Cumhurbaşkanı Yardımcısı Cevdet Yılmaz, enflasyona ilişkin, "2026 yılında tek haneli rakamlara yeniden ulaşacağız” dedi.
Cumhurbaşkanı Yardımcısı Cevdet Yılmaz, AK Parti Ankara İl Başkanlığı’nca Cemil Meriç Kültür Merkezi'nde düzenlenen İl Danışma Meclisi toplantısına katıldı. Yılmaz, yaptığı konuşmada
Cumhuriyet'in 100. yılının büyük bir coşkuyla kutlandığını belirtti. Cumhuriyet'in kurulduğu şartlarla mücadelenin özüyle Gazze’de yaşananlar arasında bir ilişki olduğunu vurgulayan Yılmaz, “Biz Cumhuriyet'i emperyalist güçlere karşı mücadele ederek kurduk. O günün sömürgecileri, emperyalistleri bugün olduğu gibi Orta Doğu'da kendilerince tasarım yapmışlar. Ama milletimiz o oyunları boşa çıkardı ve Türkiye Cumhuriyeti kuruldu. Bugün de Gazze'de benzer bir tabloyla karşı karşıyayız. Yine benzer güçler hiçbir ahlaki sınır tanımadan, hiçbir hukuk tanımadan kendi tasarımlarını, kendi menfaatlerini, kendi insanlık dışı bir takım hedeflerini gerçekleştirmek üzere insanların üzerine bomba yağdırıyorlar. Nasıl ki Cumhuriyet kurularak o oyunlar boşa çıkarıldıysa Orta Doğu'da oynanmaya çalışılan oyunlar da elbette boşa çıkarılacak. Birliğimizi, beraberliğimizi daha güçlü hale getireceğiz. Ve inşallah yarınlara hem Türkiye Cumhuriyeti olarak hem de bütün mazlum milletler olarak çok daha güçlü bir şekilde yürüyeceğiz. Medeniyet adı altında her türlü zulmü, barbarlığı yapanlar, ahlakı yitirmişler, moral üstünlükleri kalmamıştır. Ahlaktan, hukuktan yoksun bir güç, hiçbir zaman sürdürülebilir olamaz. Ahlaki ve hukuki meşruiyetini yitirmiş güçler bir süre sonra kendi ağırlıkları üzerine çökerler. İnsanlık tarihi bunun birçok örneğini görmüş. Bu içi boşalmış medeniyet söylemi inşallah gerçek bir medeniyetle insanların yaşadığı bu acılardan, bu sıkıntılardan bizi uzaklaştıran gerçek bir medeniyetle yer değiştirecektir” diye konuştu.

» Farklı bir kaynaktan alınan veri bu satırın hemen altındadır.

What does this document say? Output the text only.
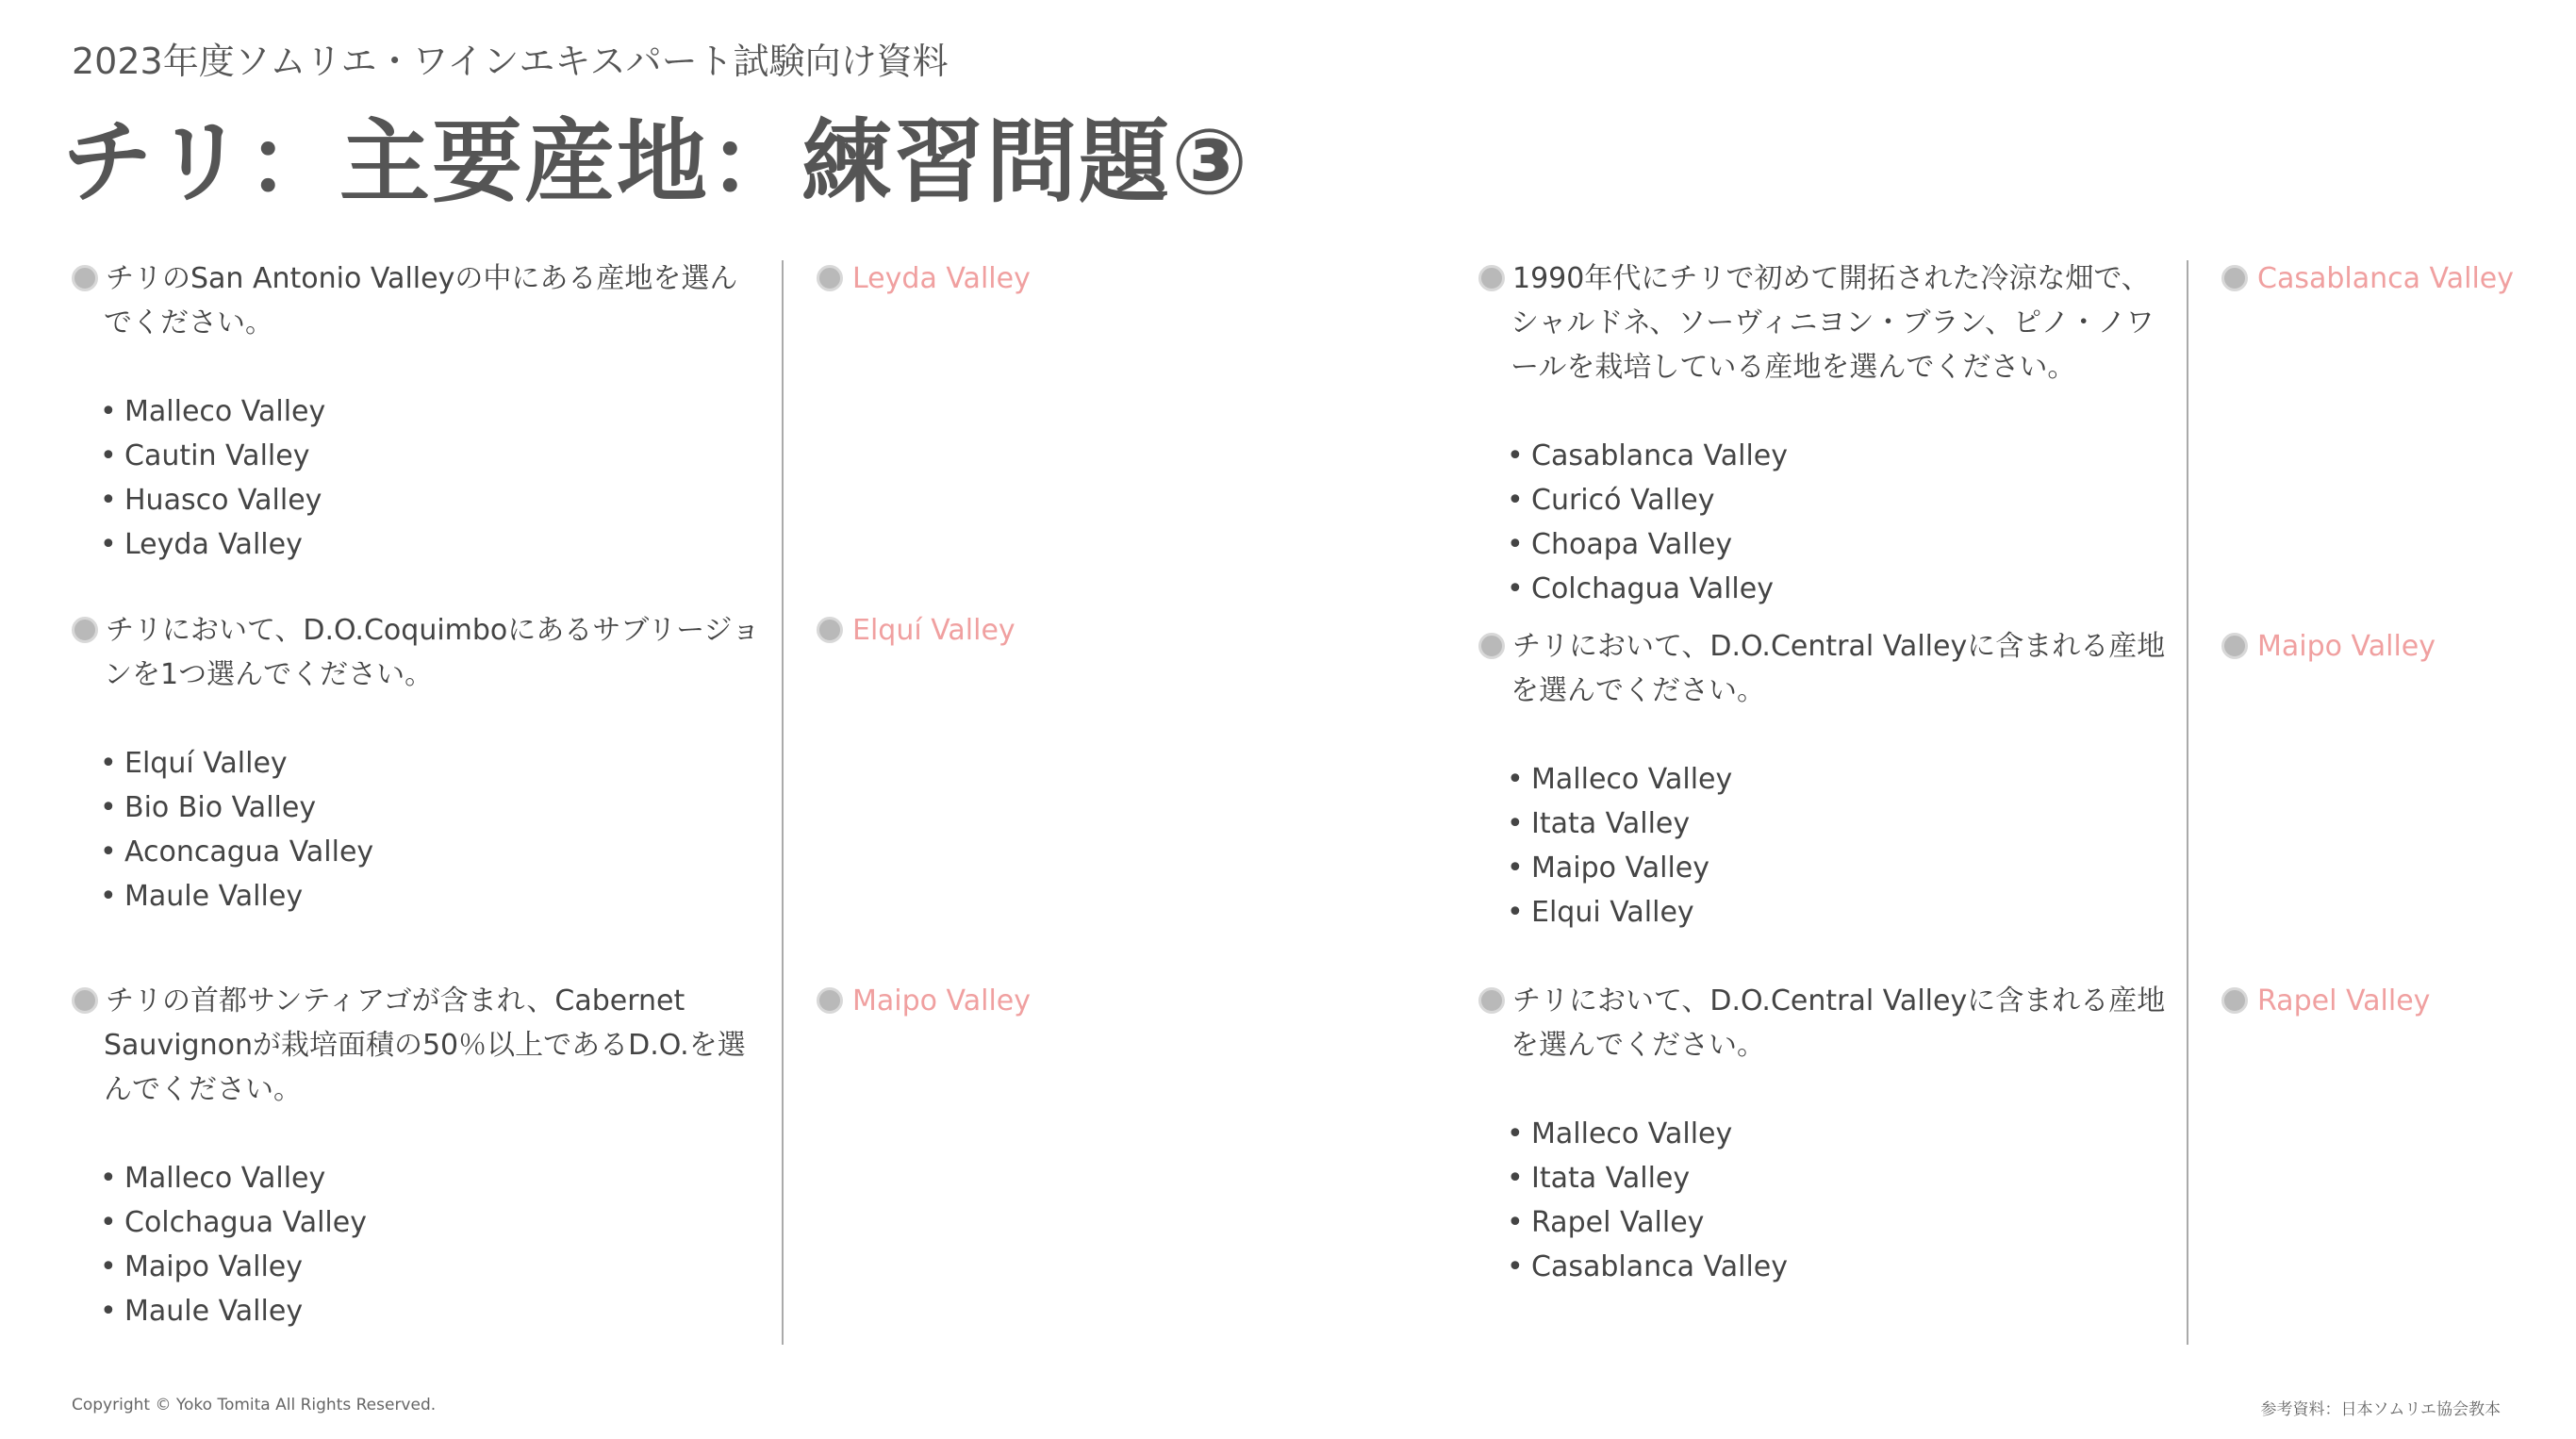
2023年度ソムリエ・ワインエキスパート試験向け資料
チリ：主要産地：練習問題③
チリのSan Antonio Valleyの中にある産地を選んでください。
• Malleco Valley
• Cautin Valley
• Huasco Valley
• Leyda Valley
Leyda Valley
チリにおいて、D.O.Coquimboにあるサブリージョンを1つ選んでください。
• Elquí Valley
• Bio Bio Valley
• Aconcagua Valley
• Maule Valley
Elquí Valley
チリの首都サンティアゴが含まれ、Cabernet Sauvignonが栽培面積の50％以上であるD.O.を選んでください。
• Malleco Valley
• Colchagua Valley
• Maipo Valley
• Maule Valley
Maipo Valley
1990年代にチリで初めて開拓された冷涼な畑で、シャルドネ、ソーヴィニヨン・ブラン、ピノ・ノワールを栽培している産地を選んでください。
• Casablanca Valley
• Curicó Valley
• Choapa Valley
• Colchagua Valley
Casablanca Valley
チリにおいて、D.O.Central Valleyに含まれる産地を選んでください。
• Malleco Valley
• Itata Valley
• Maipo Valley
• Elqui Valley
Maipo Valley
チリにおいて、D.O.Central Valleyに含まれる産地を選んでください。
• Malleco Valley
• Itata Valley
• Rapel Valley
• Casablanca Valley
Rapel Valley
Copyright © Yoko Tomita All Rights Reserved.	参考資料：日本ソムリエ協会教本
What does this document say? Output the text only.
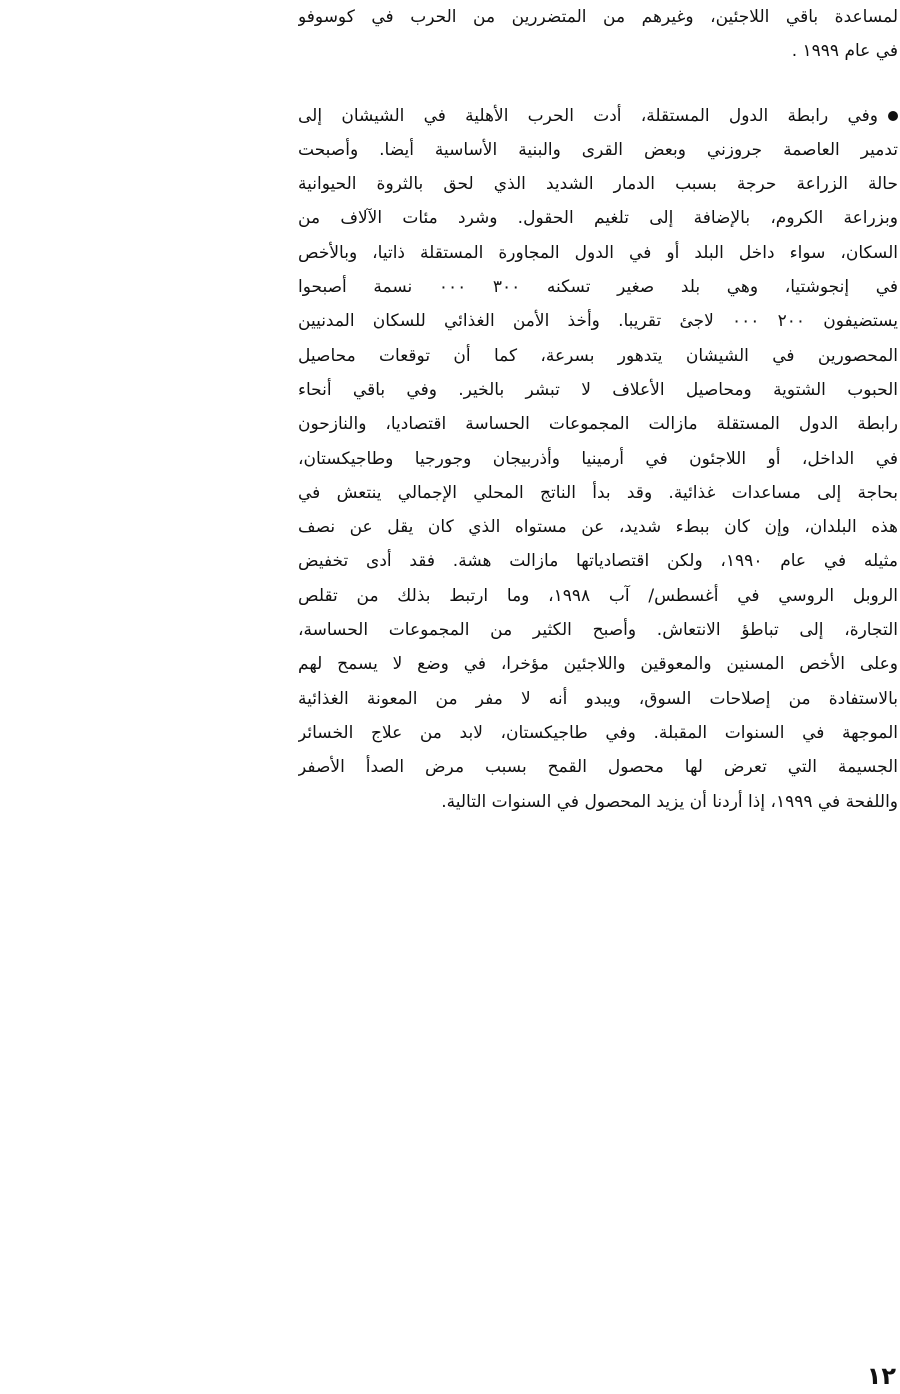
لمساعدة باقي اللاجئين، وغيرهم من المتضررين من الحرب في كوسوفو
في عام ١٩٩٩ .
وفي رابطة الدول المستقلة، أدت الحرب الأهلية في الشيشان إلى
تدمير العاصمة جروزني وبعض القرى والبنية الأساسية أيضا. وأصبحت
حالة الزراعة حرجة بسبب الدمار الشديد الذي لحق بالثروة الحيوانية
وبزراعة الكروم، بالإضافة إلى تلغيم الحقول. وشرد مئات الآلاف من
السكان، سواء داخل البلد أو في الدول المجاورة المستقلة ذاتيا، وبالأخص
في إنجوشتيا، وهي بلد صغير تسكنه ٣٠٠ ٠٠٠ نسمة أصبحوا
يستضيفون ٢٠٠ ٠٠٠ لاجئ تقريبا. وأخذ الأمن الغذائي للسكان المدنيين
المحصورين في الشيشان يتدهور بسرعة، كما أن توقعات محاصيل
الحبوب الشتوية ومحاصيل الأعلاف لا تبشر بالخير. وفي باقي أنحاء
رابطة الدول المستقلة مازالت المجموعات الحساسة اقتصاديا، والنازحون
في الداخل، أو اللاجئون في أرمينيا وأذربيجان وجورجيا وطاجيكستان،
بحاجة إلى مساعدات غذائية. وقد بدأ الناتج المحلي الإجمالي ينتعش في
هذه البلدان، وإن كان ببطء شديد، عن مستواه الذي كان يقل عن نصف
مثيله في عام ١٩٩٠، ولكن اقتصادياتها مازالت هشة. فقد أدى تخفيض
الروبل الروسي في أغسطس/ آب ١٩٩٨، وما ارتبط بذلك من تقلص
التجارة، إلى تباطؤ الانتعاش. وأصبح الكثير من المجموعات الحساسة،
وعلى الأخص المسنين والمعوقين واللاجئين مؤخرا، في وضع لا يسمح لهم
بالاستفادة من إصلاحات السوق، ويبدو أنه لا مفر من المعونة الغذائية
الموجهة في السنوات المقبلة. وفي طاجيكستان، لابد من علاج الخسائر
الجسيمة التي تعرض لها محصول القمح بسبب مرض الصدأ الأصفر
واللفحة في ١٩٩٩، إذا أردنا أن يزيد المحصول في السنوات التالية.
١٢
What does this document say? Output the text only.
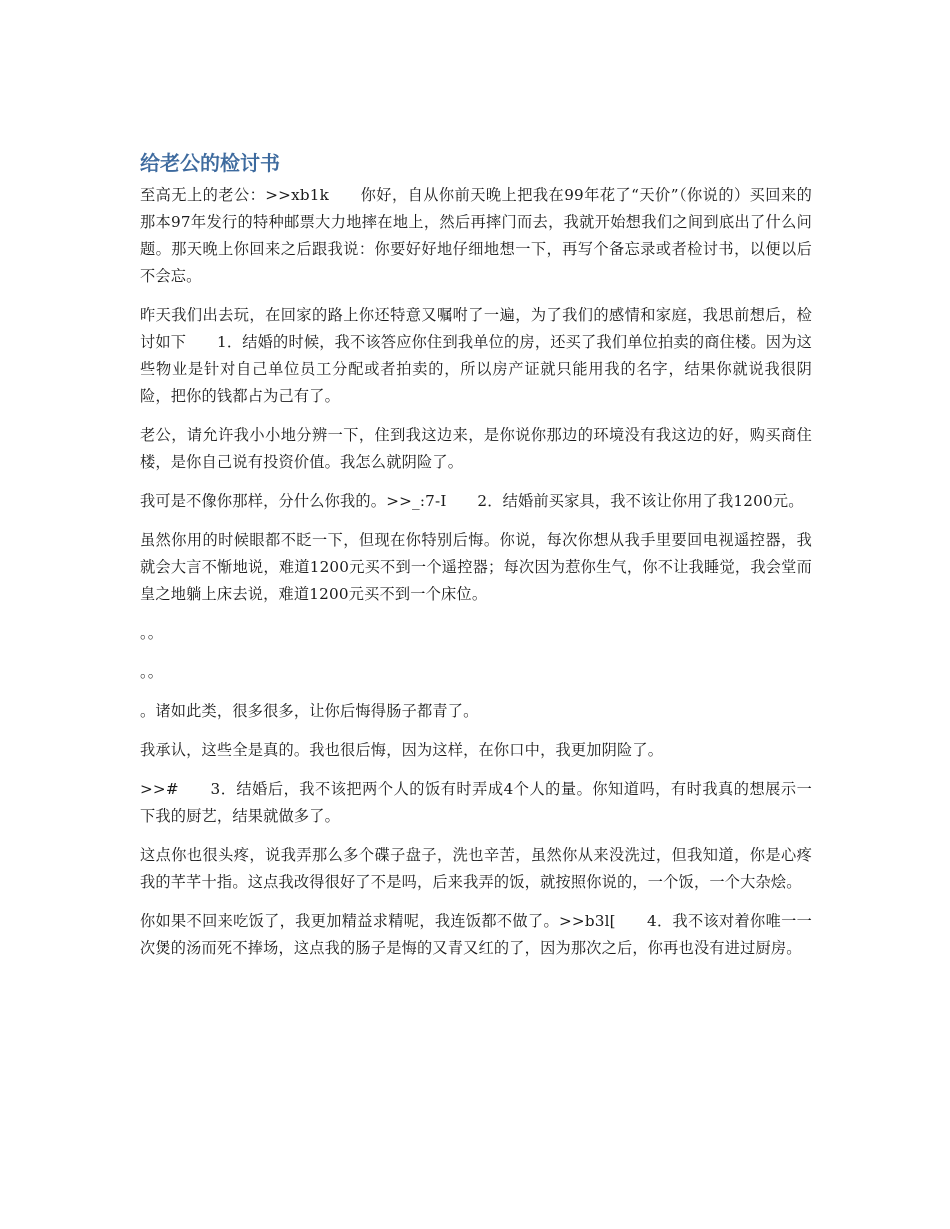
给老公的检讨书

至高无上的老公：>>xb1k　　你好，自从你前天晚上把我在99年花了“天价”（你说的）买回来的那本97年发行的特种邮票大力地摔在地上，然后再摔门而去，我就开始想我们之间到底出了什么问题。那天晚上你回来之后跟我说：你要好好地仔细地想一下，再写个备忘录或者检讨书，以便以后不会忘。

昨天我们出去玩，在回家的路上你还特意又嘱咐了一遍，为了我们的感情和家庭，我思前想后，检讨如下　　1．结婚的时候，我不该答应你住到我单位的房，还买了我们单位拍卖的商住楼。因为这些物业是针对自己单位员工分配或者拍卖的，所以房产证就只能用我的名字，结果你就说我很阴险，把你的钱都占为己有了。

老公，请允许我小小地分辨一下，住到我这边来，是你说你那边的环境没有我这边的好，购买商住楼，是你自己说有投资价值。我怎么就阴险了。

我可是不像你那样，分什么你我的。>>_:7-I　　2．结婚前买家具，我不该让你用了我1200元。

虽然你用的时候眼都不眨一下，但现在你特别后悔。你说，每次你想从我手里要回电视遥控器，我就会大言不惭地说，难道1200元买不到一个遥控器；每次因为惹你生气，你不让我睡觉，我会堂而皇之地躺上床去说，难道1200元买不到一个床位。

。。

。。

。诸如此类，很多很多，让你后悔得肠子都青了。

我承认，这些全是真的。我也很后悔，因为这样，在你口中，我更加阴险了。

>>#　　3．结婚后，我不该把两个人的饭有时弄成4个人的量。你知道吗，有时我真的想展示一下我的厨艺，结果就做多了。

这点你也很头疼，说我弄那么多个碟子盘子，洗也辛苦，虽然你从来没洗过，但我知道，你是心疼我的芊芊十指。这点我改得很好了不是吗，后来我弄的饭，就按照你说的，一个饭，一个大杂烩。

你如果不回来吃饭了，我更加精益求精呢，我连饭都不做了。>>b3l[　　4．我不该对着你唯一一次煲的汤而死不捧场，这点我的肠子是悔的又青又红的了，因为那次之后，你再也没有进过厨房。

“Gazze'de 30 gündür insanlık suçu işleniyor”
Gazze’de 30 gündür insanlık suçu işlendiğini, savaş suçu işlendiğini söyleyen Yılmaz, “Hiçbir insafa sığmayan sivil halkın bombalanması, hastanelerin bombalanması, çocukların, kadınların, yaşlıların katledilmesi, ambulansların bombalanması insanların en temel ihtiyaçları sudan, elektrikten yoksun bırakılması, bütün bunlar insanların gözü önünde oluyor. Bütün bu yaşananlara rağmen ateşkes çağrısı dahi yapamayan ülkeler var, yönetimler var. Bu ayıp yeter. Böyle siyaset olmaz olsun gerçekten. İnsanlık şu anda sınavdan geçiyor, şu anda öyle bir zamandayız. Böyle zamanlarda ortada duramazsınız, safınızı belirlemeniz lazım. Bu yaşananlar karşısında ateşkes isteme iradesini bile ortaya koyamadıklarını tüm dünya izledi. Bu tür zamanlar birbirinden ülkeleri, insanları ayırt etmemizi sağlayan, kimin nerede durduğunu anlamamızı sağlayan zamanlardır. Müslüman olsun olmasın tüm dünyada erdem sahibi olan yönetimlerin ve kişilerin ortaya çıktığı görüldüğü, hiçbir ölçüsü erdemi, hiçbir değeri kalmamış olanların da çok açık gidecek bir şekilde ortaya çıktığı bir zamandayız. Bu zamanları çok iyi anlamamız gerekiyor. Bu yaşananlar inşallah gelecekte çok farklı bir dünyanın kurulumuna da vesile oldu. Biz 2053, 2071 derken biraz da bunları anlatıyoruz. Daha adaletli bir dünyayı anlatıyoruz. Cumhurbaşkanımız daha adil bir dünyayı anlatıyor. İşte bunu niye söylediğini bu yaşananlardan bir kez daha görmüş olduk. İnşallah Türkiye olarak daha da güçlenerek, birliğimizi, beraberliğimizi, gücümüzü pekiştirerek, daha fazla gayret ederek, daha çok alın teri dökerek hem halkımıza daha güçlü, daha müreffeh bir Türkiye inşa edeceğiz” şeklinde konuştu.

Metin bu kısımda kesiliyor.